Allow patched pandas.read_* in restricted Python
(please see wendelin!99 (closed))
This merge request aims to add restricted (secure) versions of selected pandas.read_*
functions, so that they can be used in the zope sandbox.
It does so by monkey-patching the respective functions as suggested by @tatuya.
The monkey-patched versions only allow str
inputs, instances of any other data type (e.g. pathlib.Path
, bytes) are prohibited.
If the parsed argument is a str
, it will convert it to a StringIO
instance and further parse it to the original function.
In this way the restriction prevents that users can parse urls, file paths, etc. which would be downloaded by pandas.

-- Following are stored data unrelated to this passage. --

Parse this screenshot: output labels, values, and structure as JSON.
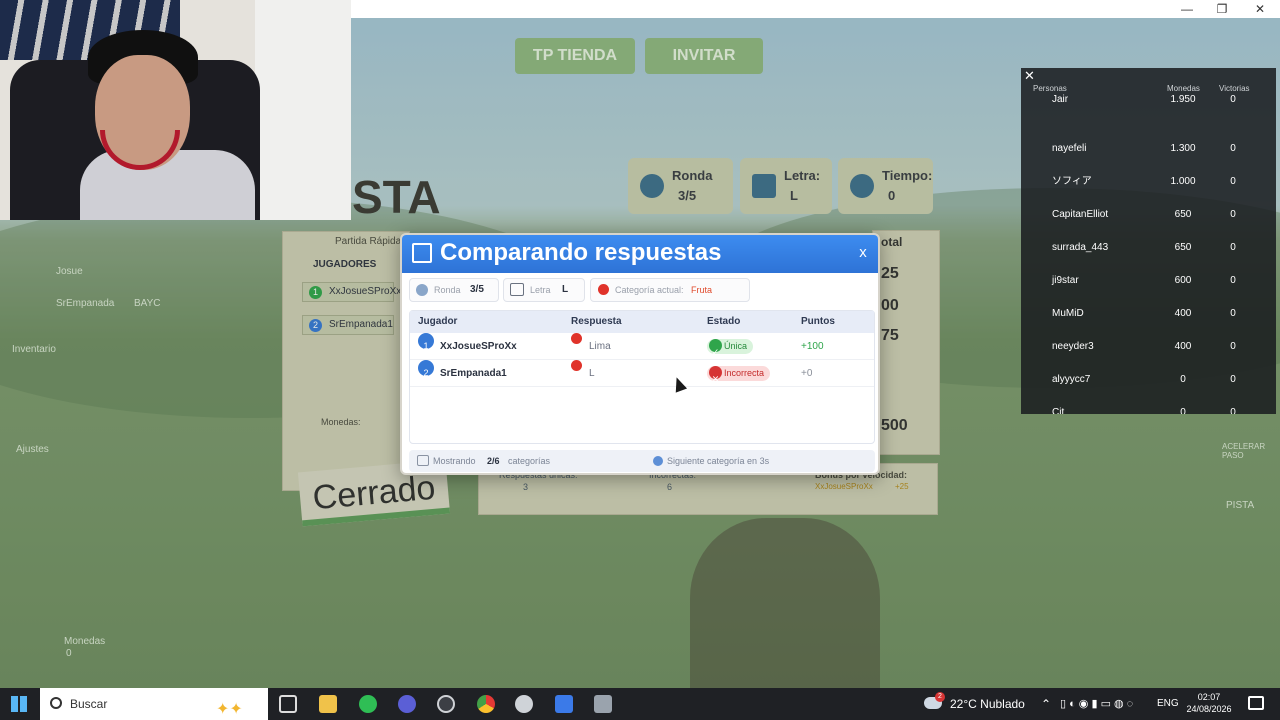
{
  "window": {
    "minimize_glyph": "—",
    "restore_glyph": "❐",
    "close_glyph": "✕"
  },
  "game": {
    "top_buttons": {
      "shop": "TP TIENDA",
      "invite": "INVITAR"
    },
    "hud": {
      "round_label": "Ronda",
      "round_value": "3/5",
      "letter_label": "Letra:",
      "letter_value": "L",
      "time_label": "Tiempo:",
      "time_value": "0"
    },
    "sign_text": "STA",
    "closed_sign": "Cerrado",
    "left_panel": {
      "title": "Partida Rápida",
      "players_header": "JUGADORES",
      "players": [
        "XxJosueSProXx",
        "SrEmpanada1"
      ],
      "coins_label": "Monedas:",
      "total_label": "otal",
      "totals": [
        "25",
        "00",
        "75",
        "500"
      ]
    },
    "side_users": [
      {
        "name": "Josue"
      },
      {
        "name": "SrEmpanada",
        "tag": "BAYC"
      }
    ],
    "side_menu": [
      "Inventario",
      "Ajustes"
    ],
    "bottom_left": {
      "label": "Monedas",
      "value": "0"
    },
    "bottom_stats": {
      "unique": "Respuestas únicas:",
      "unique_value": "3",
      "incorrect": "Incorrectas:",
      "incorrect_value": "6",
      "speed": "Bonus por velocidad:",
      "speed_player": "XxJosueSProXx",
      "speed_value": "+25"
    },
    "right_hint": "PISTA",
    "right_hint2": "ACELERAR PASO"
  },
  "leaderboard": {
    "close_glyph": "✕",
    "headers": {
      "people": "Personas",
      "coins": "Monedas",
      "wins": "Victorias"
    },
    "rows": [
      {
        "name": "Jair",
        "coins": "1.950",
        "wins": "0"
      },
      {
        "name": "nayefeli",
        "coins": "1.300",
        "wins": "0"
      },
      {
        "name": "ソフィア",
        "coins": "1.000",
        "wins": "0"
      },
      {
        "name": "CapitanElliot",
        "coins": "650",
        "wins": "0"
      },
      {
        "name": "surrada_443",
        "coins": "650",
        "wins": "0"
      },
      {
        "name": "ji9star",
        "coins": "600",
        "wins": "0"
      },
      {
        "name": "MuMiD",
        "coins": "400",
        "wins": "0"
      },
      {
        "name": "neeyder3",
        "coins": "400",
        "wins": "0"
      },
      {
        "name": "alyyycc7",
        "coins": "0",
        "wins": "0"
      },
      {
        "name": "Cit",
        "coins": "0",
        "wins": "0"
      }
    ]
  },
  "modal": {
    "title": "Comparando respuestas",
    "close": "x",
    "round_label": "Ronda",
    "round_value": "3/5",
    "letter_label": "Letra",
    "letter_value": "L",
    "category_label": "Categoría actual:",
    "category_value": "Fruta",
    "columns": {
      "player": "Jugador",
      "answer": "Respuesta",
      "status": "Estado",
      "points": "Puntos"
    },
    "rows": [
      {
        "rank": "1",
        "player": "XxJosueSProXx",
        "answer": "Lima",
        "status": "Única",
        "status_kind": "ok",
        "points": "+100",
        "points_color": "#2fa54b"
      },
      {
        "rank": "2",
        "player": "SrEmpanada1",
        "answer": "L",
        "status": "Incorrecta",
        "status_kind": "bad",
        "points": "+0",
        "points_color": "#8a8f99"
      }
    ],
    "footer": {
      "showing_label": "Mostrando",
      "showing_value": "2/6",
      "showing_suffix": "categorías",
      "next_label": "Siguiente categoría en 3s"
    }
  },
  "taskbar": {
    "search_placeholder": "Buscar",
    "weather": "22°C  Nublado",
    "weather_badge": "2",
    "language": "ENG",
    "time": "02:07",
    "date": "24/08/2026"
  }
}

The implementation is heuristic, since it makes the assumption that pandas won't search for urls etc. in StringIO
instances (which is true in 0.19.x, as the tests showed).
Besides general code issues, my main question is: can the given solution be considered to be secure or should I move to other solutions (see also solution in Wendelin SR and Note below)?
Then: I didn't add read_html
yet, because it has an additional unresolved dependency (html5lib). Should we add this dependency and also add read_html
?
Regarding the tests: For "the proof of security" the tests need to use working links from which pandas can actually initialize DataFrame
instances if the function wouldn't be restricted in correct way. For now I simply added random real-word links, which should be replaced.
Note:
Initially I wanted to patch read_json
more explicitly, e.g. more or less directly parse the given argument to pandas internal FrameParser
or SeriesParser
and simply bypass all of pandas url-etc. parsing parts. But this solution has other disadvantages:
-
Since we would have to rely on code which doesn't belong to the public api of pandas it would potentially break when switching pandas version (in fact in pandas up-to-date version the mentioned classes have been moved to other modules).
-
We may have to duplicate code in order to provide users with mostly the same api (rich set of different kwargs and args) and we would have to adapt it when moving to newer pandas versions in order to avoid unexpected behaviour.
-
This patch wouldn't be generic for the selected
read_*
functions, because the code structure between pandas differentread
functions differ widely.